ARGs are better suited as serious games than most traditional console or PC games. While it is easy to make a game about “hit, punch, shoot” on a PC, it is actually very hard to allow a player to perform any of those actions in an ARG. With the exception of live events, most ARG players will never come in direct physical contact with characters in any way, shape or form. You cannot punch a character through the internet.

Players of ARGs are encouraged to explore and experiment. To send encouraging or hateful emails to characters, and see what the results are. Players’ actions within ARGs are, by necessity, at a distance and not of a violent sort. ARGs are therefore excellent teaching aids and can allow players to experiment in healthy, possibly life-changing ways.

I think that once ARG creators, and video game creators in general, recognize their position as artists instead of craftsmen they will begin to create games that challenge players. This challenge will not just be in a “this game is hard” sense, but it will challenge how a player thinks and interacts with their world.

Covert vs Overt

At least, the goal will be to challenge modes of thinking. I am reminded now about a quote from the author Kurt Vonnegut:

“When it became obvious what a dumb and cruel and spiritually and financially and militarily ruinous mistake our war in Vietnam was, every artist worth a damn in this country, every serious writer, painter, stand-up comedian, musician, actor and actress, you name it, came out against the thing. We formed what might be described as a laser beam of protest, with everybody aimed in the same direction, focused and intense. This weapon proved to have the power of a banana-cream pie three feet in diameter when dropped from a stepladder five-feet high. “

I’m not calling for video game creators to be a laser beam focused in any direction. One of the big pitfalls of the move towards “Serious Games” is what I think of as “Too Serious Games.” Those games are the ones that come out of the starting gate (sometimes even on the packaging!), trumpets blaring and drums booming, pronouncing to the player that they are going to be Taught a Lesson.

Nothing turns off an audience faster than a proclamation like that.

Game creators must have a softer touch. You have to get off your soap box and allow players to play, to learn and experiment in the world you have created. You also have to allow them to disagree with you, at least a little. Remember: games are a conversation, even if the player never gets to talk directly to the game creator. If I’m a player, and I’m just being preached at, I’m going to tune you out. But if you allow me to experiment, to learn and see your point of view, I might be convinced to agree with you in the end.

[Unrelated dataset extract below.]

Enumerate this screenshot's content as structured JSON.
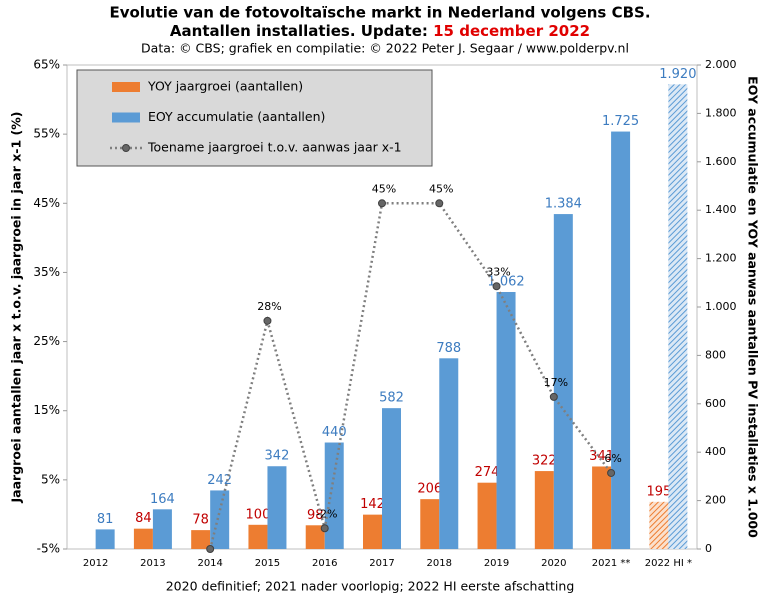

In fact, I want to praise World Without Oil as a Serious Game done right. I see very little preaching going on, from game creator to player. In fact, it seems that the creators, for the most part, have stepped into the player’s shoes and are now part of a greater dialogue that is mostly created by the players. The players are allowed to think about the situation, the world without oil, and are allowed to come to their own conclusions. I think that a lot of people will change how they look at the world through this, and the change will come from within, not just from the game telling them they should. That’s my prediction, anyway.

My thoughts in a paragraph: Serious Games are a good thing and there should be more of them. Serious games should be big, but they should also be small. Serious games need to be a conversation, not a lecture… and they should be fun. As game designer Raph Koster says, “Fun is when my brain tells me I am learning.”